In other words, production code can suck because you've failed to anticipate all the non-deterministic things that may interact with your system. Or you may have poorly anticipated them...which can manifest itself in the form of bloated, overly cautious or overly permissable code that becomes too hard to reason with or debug.

But this is moving far away from the original topic of why beginning coders have such problems...sure, when they start working on production code and have to deal with the complexities of the real world, they'll have to adapt. But before they get there, they have to have faith -- at first -- then the ability to confidently reason about code, step by step, in the same way that (hopefully) they've done with math equations...I'm pretty patient when teaching most beginners...but one thing that still sets me off is when someone says, "Well, the code worked 5 minutes ago, and now it doesn't"...and instead of actually thinking through the reasons why that might be (and the reasons could be quite complex, to be honest)...they just accept that as something that just happens with programming. Or even worse, start pasting in random code that worked somewhere else...which literally makes as much sense as adding random digits to an equation to get it to "work".

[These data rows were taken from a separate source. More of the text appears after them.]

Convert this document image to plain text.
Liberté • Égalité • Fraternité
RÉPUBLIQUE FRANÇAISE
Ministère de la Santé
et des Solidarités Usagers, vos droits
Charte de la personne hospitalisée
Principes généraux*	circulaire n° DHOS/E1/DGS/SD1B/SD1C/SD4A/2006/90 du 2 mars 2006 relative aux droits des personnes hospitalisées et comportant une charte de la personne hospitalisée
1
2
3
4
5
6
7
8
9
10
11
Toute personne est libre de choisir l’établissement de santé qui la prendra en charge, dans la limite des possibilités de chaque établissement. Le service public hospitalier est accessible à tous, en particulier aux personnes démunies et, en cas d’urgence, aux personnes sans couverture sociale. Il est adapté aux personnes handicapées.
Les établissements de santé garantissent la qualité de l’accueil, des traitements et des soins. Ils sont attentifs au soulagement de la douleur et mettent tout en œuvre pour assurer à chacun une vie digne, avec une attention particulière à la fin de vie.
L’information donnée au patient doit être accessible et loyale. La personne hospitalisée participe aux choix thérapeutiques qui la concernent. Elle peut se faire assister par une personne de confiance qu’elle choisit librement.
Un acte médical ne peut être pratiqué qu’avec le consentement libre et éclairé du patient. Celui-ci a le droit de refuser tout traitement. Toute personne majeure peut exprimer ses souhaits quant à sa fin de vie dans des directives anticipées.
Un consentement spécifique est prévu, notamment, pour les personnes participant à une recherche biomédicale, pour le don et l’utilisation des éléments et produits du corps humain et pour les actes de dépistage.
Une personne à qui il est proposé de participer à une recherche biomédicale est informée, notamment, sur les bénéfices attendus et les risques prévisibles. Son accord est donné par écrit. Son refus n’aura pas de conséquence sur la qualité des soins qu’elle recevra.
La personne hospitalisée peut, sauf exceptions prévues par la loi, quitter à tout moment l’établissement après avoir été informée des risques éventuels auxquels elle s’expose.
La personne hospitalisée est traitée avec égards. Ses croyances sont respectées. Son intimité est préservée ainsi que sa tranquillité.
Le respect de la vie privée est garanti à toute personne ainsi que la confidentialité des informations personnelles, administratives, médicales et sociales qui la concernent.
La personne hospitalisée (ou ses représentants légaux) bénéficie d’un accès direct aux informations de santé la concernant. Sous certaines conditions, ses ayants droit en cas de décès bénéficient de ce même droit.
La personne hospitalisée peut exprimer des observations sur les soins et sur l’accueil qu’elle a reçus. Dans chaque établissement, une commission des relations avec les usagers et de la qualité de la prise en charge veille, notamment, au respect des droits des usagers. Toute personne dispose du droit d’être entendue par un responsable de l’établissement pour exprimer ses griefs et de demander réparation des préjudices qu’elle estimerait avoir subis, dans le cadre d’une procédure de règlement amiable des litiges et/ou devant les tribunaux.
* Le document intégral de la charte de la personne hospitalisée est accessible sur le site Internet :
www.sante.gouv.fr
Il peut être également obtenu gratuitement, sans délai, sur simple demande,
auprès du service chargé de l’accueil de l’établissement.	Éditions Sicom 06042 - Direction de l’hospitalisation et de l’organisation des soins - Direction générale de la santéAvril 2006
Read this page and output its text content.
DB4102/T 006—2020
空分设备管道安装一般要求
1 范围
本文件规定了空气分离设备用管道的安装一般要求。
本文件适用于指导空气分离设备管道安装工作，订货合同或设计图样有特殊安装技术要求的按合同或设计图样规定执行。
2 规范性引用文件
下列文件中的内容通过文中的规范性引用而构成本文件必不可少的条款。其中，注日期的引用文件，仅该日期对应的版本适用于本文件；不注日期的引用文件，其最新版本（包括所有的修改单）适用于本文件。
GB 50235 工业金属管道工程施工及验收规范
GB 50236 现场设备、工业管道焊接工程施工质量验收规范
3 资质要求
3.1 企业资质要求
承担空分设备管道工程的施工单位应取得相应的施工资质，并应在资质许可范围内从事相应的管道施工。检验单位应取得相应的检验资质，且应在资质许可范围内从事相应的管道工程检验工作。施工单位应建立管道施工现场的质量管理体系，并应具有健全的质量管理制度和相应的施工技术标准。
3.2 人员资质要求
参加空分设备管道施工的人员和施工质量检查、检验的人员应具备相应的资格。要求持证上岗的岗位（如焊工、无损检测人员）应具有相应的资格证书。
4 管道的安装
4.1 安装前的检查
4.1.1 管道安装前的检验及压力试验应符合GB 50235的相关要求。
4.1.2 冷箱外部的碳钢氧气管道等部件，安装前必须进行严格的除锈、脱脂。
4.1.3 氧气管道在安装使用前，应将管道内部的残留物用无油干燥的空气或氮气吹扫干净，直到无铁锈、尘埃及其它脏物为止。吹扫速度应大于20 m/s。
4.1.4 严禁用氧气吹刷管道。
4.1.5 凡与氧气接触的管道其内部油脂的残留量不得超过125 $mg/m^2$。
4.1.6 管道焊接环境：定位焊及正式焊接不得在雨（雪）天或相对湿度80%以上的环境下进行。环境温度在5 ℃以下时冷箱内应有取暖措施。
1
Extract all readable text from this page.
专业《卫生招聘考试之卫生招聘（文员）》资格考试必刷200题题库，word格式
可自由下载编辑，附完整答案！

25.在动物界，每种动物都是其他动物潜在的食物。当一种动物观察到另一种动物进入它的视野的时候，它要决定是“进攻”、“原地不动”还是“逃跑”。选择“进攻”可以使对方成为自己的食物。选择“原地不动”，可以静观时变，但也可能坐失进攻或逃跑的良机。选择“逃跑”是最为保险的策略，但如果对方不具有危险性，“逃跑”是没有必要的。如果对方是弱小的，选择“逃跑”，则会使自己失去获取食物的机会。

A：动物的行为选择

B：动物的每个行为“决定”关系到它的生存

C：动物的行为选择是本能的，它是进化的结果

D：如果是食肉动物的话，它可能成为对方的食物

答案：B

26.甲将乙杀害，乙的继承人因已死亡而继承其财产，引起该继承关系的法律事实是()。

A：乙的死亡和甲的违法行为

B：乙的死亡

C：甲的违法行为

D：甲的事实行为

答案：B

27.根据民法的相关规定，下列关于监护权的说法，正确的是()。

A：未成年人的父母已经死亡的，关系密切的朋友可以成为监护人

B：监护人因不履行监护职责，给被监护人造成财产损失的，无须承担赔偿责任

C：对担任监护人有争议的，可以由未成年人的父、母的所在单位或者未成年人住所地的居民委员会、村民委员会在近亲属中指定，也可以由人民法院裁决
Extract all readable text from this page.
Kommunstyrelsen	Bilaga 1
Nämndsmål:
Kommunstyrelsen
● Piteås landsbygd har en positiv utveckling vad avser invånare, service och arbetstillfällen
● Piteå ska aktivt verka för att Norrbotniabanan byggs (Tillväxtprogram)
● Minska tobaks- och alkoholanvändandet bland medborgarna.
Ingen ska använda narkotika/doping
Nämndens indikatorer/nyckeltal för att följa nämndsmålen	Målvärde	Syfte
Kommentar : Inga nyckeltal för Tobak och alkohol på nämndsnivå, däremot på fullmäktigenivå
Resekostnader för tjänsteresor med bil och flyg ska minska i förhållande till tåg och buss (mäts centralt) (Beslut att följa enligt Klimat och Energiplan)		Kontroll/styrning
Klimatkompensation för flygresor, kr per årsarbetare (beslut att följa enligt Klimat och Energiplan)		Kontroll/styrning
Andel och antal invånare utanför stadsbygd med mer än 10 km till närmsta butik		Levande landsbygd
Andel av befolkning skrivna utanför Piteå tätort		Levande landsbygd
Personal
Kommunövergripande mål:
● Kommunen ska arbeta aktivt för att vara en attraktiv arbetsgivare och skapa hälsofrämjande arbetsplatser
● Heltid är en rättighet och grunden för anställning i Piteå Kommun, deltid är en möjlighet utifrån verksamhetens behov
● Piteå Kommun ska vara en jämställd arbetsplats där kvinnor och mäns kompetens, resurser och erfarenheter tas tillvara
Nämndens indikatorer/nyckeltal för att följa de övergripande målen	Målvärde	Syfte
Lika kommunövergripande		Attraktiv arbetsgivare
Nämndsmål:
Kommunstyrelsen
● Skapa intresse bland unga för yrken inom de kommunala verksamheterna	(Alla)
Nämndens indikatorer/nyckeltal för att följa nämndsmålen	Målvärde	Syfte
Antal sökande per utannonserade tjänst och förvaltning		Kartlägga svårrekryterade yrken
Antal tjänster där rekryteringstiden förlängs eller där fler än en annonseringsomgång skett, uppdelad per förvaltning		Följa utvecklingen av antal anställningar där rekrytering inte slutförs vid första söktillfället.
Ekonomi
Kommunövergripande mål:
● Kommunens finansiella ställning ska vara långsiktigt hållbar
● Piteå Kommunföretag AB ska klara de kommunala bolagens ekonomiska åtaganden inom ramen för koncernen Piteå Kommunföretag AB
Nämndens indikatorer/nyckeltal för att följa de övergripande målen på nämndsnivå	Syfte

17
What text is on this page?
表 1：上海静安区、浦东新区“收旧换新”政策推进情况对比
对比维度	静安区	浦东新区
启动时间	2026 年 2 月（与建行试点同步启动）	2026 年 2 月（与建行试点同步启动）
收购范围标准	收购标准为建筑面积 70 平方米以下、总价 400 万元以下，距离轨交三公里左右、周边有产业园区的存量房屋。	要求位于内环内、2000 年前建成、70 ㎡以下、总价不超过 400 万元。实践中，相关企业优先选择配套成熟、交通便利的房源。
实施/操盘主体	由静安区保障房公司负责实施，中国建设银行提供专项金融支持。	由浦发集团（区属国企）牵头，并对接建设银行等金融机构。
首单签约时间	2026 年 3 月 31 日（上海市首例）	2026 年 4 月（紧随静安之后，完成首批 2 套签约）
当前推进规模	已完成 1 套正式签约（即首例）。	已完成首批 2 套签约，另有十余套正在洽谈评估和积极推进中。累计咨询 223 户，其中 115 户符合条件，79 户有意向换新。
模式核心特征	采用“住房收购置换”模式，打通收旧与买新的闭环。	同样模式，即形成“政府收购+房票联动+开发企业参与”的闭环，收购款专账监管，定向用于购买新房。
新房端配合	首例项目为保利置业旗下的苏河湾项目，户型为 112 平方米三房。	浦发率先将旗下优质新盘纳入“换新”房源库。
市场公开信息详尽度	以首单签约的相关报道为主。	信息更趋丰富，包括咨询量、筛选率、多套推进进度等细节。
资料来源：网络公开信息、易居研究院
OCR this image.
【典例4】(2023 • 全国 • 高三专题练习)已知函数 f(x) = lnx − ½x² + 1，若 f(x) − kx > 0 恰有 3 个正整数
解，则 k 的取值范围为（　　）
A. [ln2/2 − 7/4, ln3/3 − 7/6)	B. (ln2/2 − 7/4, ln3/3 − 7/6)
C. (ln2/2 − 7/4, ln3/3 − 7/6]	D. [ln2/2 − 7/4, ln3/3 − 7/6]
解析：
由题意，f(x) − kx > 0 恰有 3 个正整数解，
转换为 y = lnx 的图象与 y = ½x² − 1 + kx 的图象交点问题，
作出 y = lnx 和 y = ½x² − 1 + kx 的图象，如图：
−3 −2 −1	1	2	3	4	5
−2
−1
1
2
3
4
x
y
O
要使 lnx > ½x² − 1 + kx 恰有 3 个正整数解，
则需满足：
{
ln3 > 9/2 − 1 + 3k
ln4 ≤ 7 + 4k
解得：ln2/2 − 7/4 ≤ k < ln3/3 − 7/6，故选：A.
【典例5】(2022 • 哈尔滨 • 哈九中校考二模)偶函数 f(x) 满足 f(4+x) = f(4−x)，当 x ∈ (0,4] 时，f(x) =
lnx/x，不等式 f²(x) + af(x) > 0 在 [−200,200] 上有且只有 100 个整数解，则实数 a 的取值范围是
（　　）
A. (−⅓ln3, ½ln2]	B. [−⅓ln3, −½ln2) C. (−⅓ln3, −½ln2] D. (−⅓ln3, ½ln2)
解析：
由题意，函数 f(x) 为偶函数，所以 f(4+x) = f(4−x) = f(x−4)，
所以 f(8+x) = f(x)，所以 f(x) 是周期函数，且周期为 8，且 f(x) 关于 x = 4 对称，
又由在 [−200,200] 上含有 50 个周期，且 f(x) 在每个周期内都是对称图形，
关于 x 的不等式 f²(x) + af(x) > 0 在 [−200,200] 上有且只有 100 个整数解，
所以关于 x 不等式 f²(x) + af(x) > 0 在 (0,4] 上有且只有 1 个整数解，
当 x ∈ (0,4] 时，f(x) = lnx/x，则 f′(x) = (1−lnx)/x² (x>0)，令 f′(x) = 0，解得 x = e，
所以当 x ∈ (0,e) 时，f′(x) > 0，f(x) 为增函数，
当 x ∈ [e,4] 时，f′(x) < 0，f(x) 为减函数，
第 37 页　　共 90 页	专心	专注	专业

As someone who was a beginning, community college CS 101 coder at one time, I think focusing on the mechanical, "this code won't compile unless every i is dotted and t is crossed" way of thinking is only half the story. Getting code to compile, after about the 2nd week of class, isn't too hard. Figuring out why your code doesn't give the right result, even when it compiles and runs, is by far a harder skill for new coders to pick up.


Oh I agree, completely -- silent failures can confuse even experienced programmers. But it's very hard to get to the higher-level reasoning, i.e. does this code actually work...if you are continually tripping up on syntax. Moreover, a failure to understand the implications of the syntax can limit your ability to code.

For example, for beginners, it is not immediately evident that the two following code snippets are equivalent:

    a = "Hello world"
    b = a.lower()
    print(b)
and:

    print("Hello world".lower())
This isn't just a problem of recognizing the simple logic...but that when you're new to code, it takes more mental energy -- at first -- to pick apart the symbols and process them efficiently. And that mental energy is largely from the same reservoir that is used to process the higher-level concepts.